L’abecedario del neoconservatorismo secondo Irvin Kristol

Cos’è esattamente il neoconservatorismo? Facile rispondere, se si legge l’edizione italiana che Rubbettino ha appena deciso di dare alle stampe d’un libro che ha fatto a suo modo epoca. Ovvero, quel The Neoconservative Imagination.
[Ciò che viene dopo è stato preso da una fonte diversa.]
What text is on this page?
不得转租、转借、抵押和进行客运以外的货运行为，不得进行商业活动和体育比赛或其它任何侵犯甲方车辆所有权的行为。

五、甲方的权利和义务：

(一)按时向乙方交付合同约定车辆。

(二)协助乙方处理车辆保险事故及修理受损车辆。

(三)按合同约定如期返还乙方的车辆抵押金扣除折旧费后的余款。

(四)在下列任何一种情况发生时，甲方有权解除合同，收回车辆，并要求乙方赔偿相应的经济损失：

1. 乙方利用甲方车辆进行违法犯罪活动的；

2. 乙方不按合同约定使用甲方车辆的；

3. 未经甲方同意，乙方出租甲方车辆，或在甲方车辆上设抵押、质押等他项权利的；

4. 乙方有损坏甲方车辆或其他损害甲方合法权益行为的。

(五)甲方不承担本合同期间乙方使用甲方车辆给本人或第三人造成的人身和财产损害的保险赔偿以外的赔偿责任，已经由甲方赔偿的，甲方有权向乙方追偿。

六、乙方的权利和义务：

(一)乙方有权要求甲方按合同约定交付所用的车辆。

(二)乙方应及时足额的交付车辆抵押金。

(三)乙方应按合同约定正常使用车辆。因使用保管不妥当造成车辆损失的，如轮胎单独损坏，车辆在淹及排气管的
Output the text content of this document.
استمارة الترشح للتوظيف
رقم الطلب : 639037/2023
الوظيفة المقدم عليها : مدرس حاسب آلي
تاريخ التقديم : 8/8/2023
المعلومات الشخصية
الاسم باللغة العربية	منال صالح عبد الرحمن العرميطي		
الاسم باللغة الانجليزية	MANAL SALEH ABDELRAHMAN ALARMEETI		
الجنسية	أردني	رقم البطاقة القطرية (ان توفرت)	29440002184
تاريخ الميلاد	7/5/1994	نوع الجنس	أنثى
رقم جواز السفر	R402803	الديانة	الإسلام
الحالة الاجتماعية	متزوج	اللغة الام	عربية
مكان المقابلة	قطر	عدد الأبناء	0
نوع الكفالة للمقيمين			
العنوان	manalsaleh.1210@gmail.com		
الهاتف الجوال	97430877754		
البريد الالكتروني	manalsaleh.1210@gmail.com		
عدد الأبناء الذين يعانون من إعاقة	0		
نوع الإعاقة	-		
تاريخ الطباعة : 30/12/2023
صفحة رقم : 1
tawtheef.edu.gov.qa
Essays in Honor of irving Kristol (curato da Christopher DeMuth e William Kristol) che nel 1995 raccolse i contributi che diversi esponenti di spicco della galassia neoconservatrice (Nathan Glazer, Sir Peregrine Worsthorne, Norman Podhoretz, Michael Novak, Irwin Stelzer, Leon R. Kass, Robert H. Bork e Mark Gerson) diedero attorno al «godfather» del neoconservatorismo, appunto Irving Kristol, in occasione dei suoi settantacinque anni. Un’edizione, quella italiana, intitolata La visione politica di Irving Kristol e impreziosita da tre cose: una prefazione di Flavio Felice (professore di dottrine economiche e politiche alla Lateranense e presidente del Centro studi Tocqueville-Acton); una serie di passi scelti ed epigrammi celebri di Kristol leggendo i quali quanto disse Mattehw Arnold di Edmund Burke – «È così grande perché offre pensieri che hanno un impatto sulla politica, satura la politica del pensiero» – non risulta fuori luogo se riferito al «godfather»; una bibliografia completa degli scritti di Kristol a partire dagli anni Quaranta del secolo scorso.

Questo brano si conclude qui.